Rock Creek Conservation Corps (RC3) Forest & Trail Restoration Initiative

Project Goal: Empower youth leaders while restoring critical trails and forest habitat
Funding Need: $150,000

Now entering its 11th year, the Rock Creek Conservation Corps (RC3) creates paid summer conservation jobs for high school students from Washington, DC and Montgomery County while advancing hands-on restoration across Rock Creek Park. The program brings together people-powered stewardship and environmental education, connecting young people directly to the care of their community’s backyard.

Building on more than a decade of successful forest restoration work, RC3 will expand its impact with a third youth crew dedicated to trail rehabilitation and stewardship. Together, youth crews will work in some of the park’s most heavily used and ecologically significant areas, including Glover Archbold, Whitehaven, Battery Kemble, Fort Slocum, and Reservation 339.

Corps members will remove invasive plant species, restore native forest habitat, repair damaged trail surfaces, stabilize erosion, and close and rehabilitate unauthorized social trails. These efforts improve ecological health while also enhancing safe, accessible, and enjoyable recreational opportunities for the thousands of people who walk, run, bike, and explore Rock Creek Park each year.

In addition to restoring land, RC3 invests in people. Youth participants gain paid work experience, environmental education, leadership development, and a deeper connection to public lands and conservation careers. Support for RC3 provides youth stipends, tools, training, supplies, and field supervision, strengthening both the health of Rock Creek Park and the next generation of environmental stewards, community leaders, and lifelong park users.

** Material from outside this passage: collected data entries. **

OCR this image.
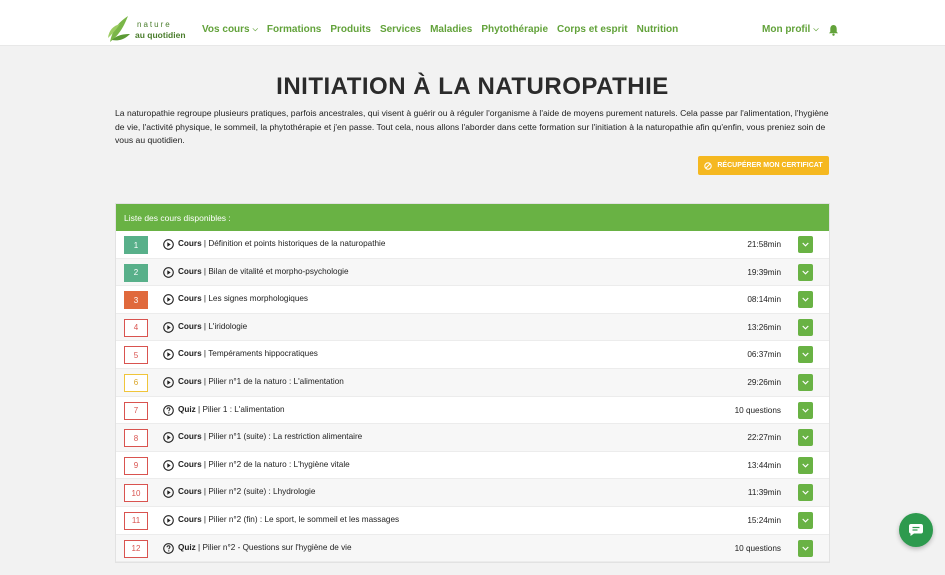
nature
au quotidien Vos cours ⌵ Formations Produits Services Maladies Phytothérapie Corps et esprit Nutrition	Mon profil ⌵
INITIATION À LA NATUROPATHIE

La naturopathie regroupe plusieurs pratiques, parfois ancestrales, qui visent à guérir ou à réguler l'organisme à l'aide de moyens purement naturels. Cela passe par l'alimentation, l'hygiène de vie, l'activité physique, le sommeil, la phytothérapie et j'en passe. Tout cela, nous allons l'aborder dans cette formation sur l'initiation à la naturopathie afin qu'enfin, vous preniez soin de vous au quotidien.

RÉCUPÉRER MON CERTIFICAT
Liste des cours disponibles :
1	Cours | Définition et points historiques de la naturopathie	21:58min
2	Cours | Bilan de vitalité et morpho-psychologie	19:39min
3	Cours | Les signes morphologiques	08:14min
4	Cours | L'iridologie	13:26min
5	Cours | Tempéraments hippocratiques	06:37min
6	Cours | Pilier n°1 de la naturo : L'alimentation	29:26min
7	Quiz | Pilier 1 : L'alimentation	10 questions
8	Cours | Pilier n°1 (suite) : La restriction alimentaire	22:27min
9	Cours | Pilier n°2 de la naturo : L'hygiène vitale	13:44min
10	Cours | Pilier n°2 (suite) : Lhydrologie	11:39min
11	Cours | Pilier n°2 (fin) : Le sport, le sommeil et les massages	15:24min
12	Quiz | Pilier n°2 - Questions sur l'hygiène de vie	10 questions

Old Stone House Garden Revitalization & Visitor Engagement Exhibit

Project Goal: Revitalize a historic garden into a vibrant outdoor learning and gathering space
Funding Need: $28,000

The historic landscape surrounding the Old Stone House in Georgetown will be revitalized to create a more welcoming and accessible outdoor space where visitors can explore, learn, gather, and enjoy nature in the heart of the city.

The project will restore the Colonial Herb and Kitchen Garden with historically appropriate plantings while enhancing the Pollinator Grove and Native Plant Garden to strengthen ecological value, support wildlife, and create a more vibrant visitor experience. These improvements connect cultural history with urban biodiversity and watershed health, strengthening the site’s role as both a historic landscape and a living ecosystem.

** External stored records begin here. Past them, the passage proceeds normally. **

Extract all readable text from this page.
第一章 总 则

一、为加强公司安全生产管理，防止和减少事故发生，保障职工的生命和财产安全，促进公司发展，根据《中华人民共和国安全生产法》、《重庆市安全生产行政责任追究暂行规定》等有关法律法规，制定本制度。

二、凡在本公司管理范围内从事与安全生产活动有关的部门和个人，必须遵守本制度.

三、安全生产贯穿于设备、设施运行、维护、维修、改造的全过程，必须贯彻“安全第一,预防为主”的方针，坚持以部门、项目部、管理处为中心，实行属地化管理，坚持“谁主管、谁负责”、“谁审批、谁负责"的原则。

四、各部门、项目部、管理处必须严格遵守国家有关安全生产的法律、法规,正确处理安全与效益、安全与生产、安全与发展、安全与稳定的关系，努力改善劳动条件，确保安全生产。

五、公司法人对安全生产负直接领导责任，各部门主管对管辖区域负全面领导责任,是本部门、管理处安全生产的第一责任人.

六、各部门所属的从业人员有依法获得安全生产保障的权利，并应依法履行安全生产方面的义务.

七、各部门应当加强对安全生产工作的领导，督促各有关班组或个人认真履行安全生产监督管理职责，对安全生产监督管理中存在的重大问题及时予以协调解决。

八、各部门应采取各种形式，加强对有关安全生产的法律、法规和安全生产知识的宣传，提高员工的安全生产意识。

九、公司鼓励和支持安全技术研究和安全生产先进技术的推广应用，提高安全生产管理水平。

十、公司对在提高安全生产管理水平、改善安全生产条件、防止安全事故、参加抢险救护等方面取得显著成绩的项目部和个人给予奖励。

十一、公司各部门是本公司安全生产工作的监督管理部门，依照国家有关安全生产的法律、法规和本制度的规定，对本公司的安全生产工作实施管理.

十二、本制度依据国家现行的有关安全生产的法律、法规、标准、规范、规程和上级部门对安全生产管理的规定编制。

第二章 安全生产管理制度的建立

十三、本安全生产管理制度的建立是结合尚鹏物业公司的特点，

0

New interpretive signage, educational exhibits, and QR code-enabled digital content will invite visitors of all ages to engage in self-guided exploration of the site’s history, evolving landscape, and role in environmental stewardship today. This demonstration garden will function as an outdoor classroom, interpretive space, and community gathering area, expanding opportunities for environmental education, and hands-on learning, while enriching public connection to one of Georgetown’s most significant historic landscapes.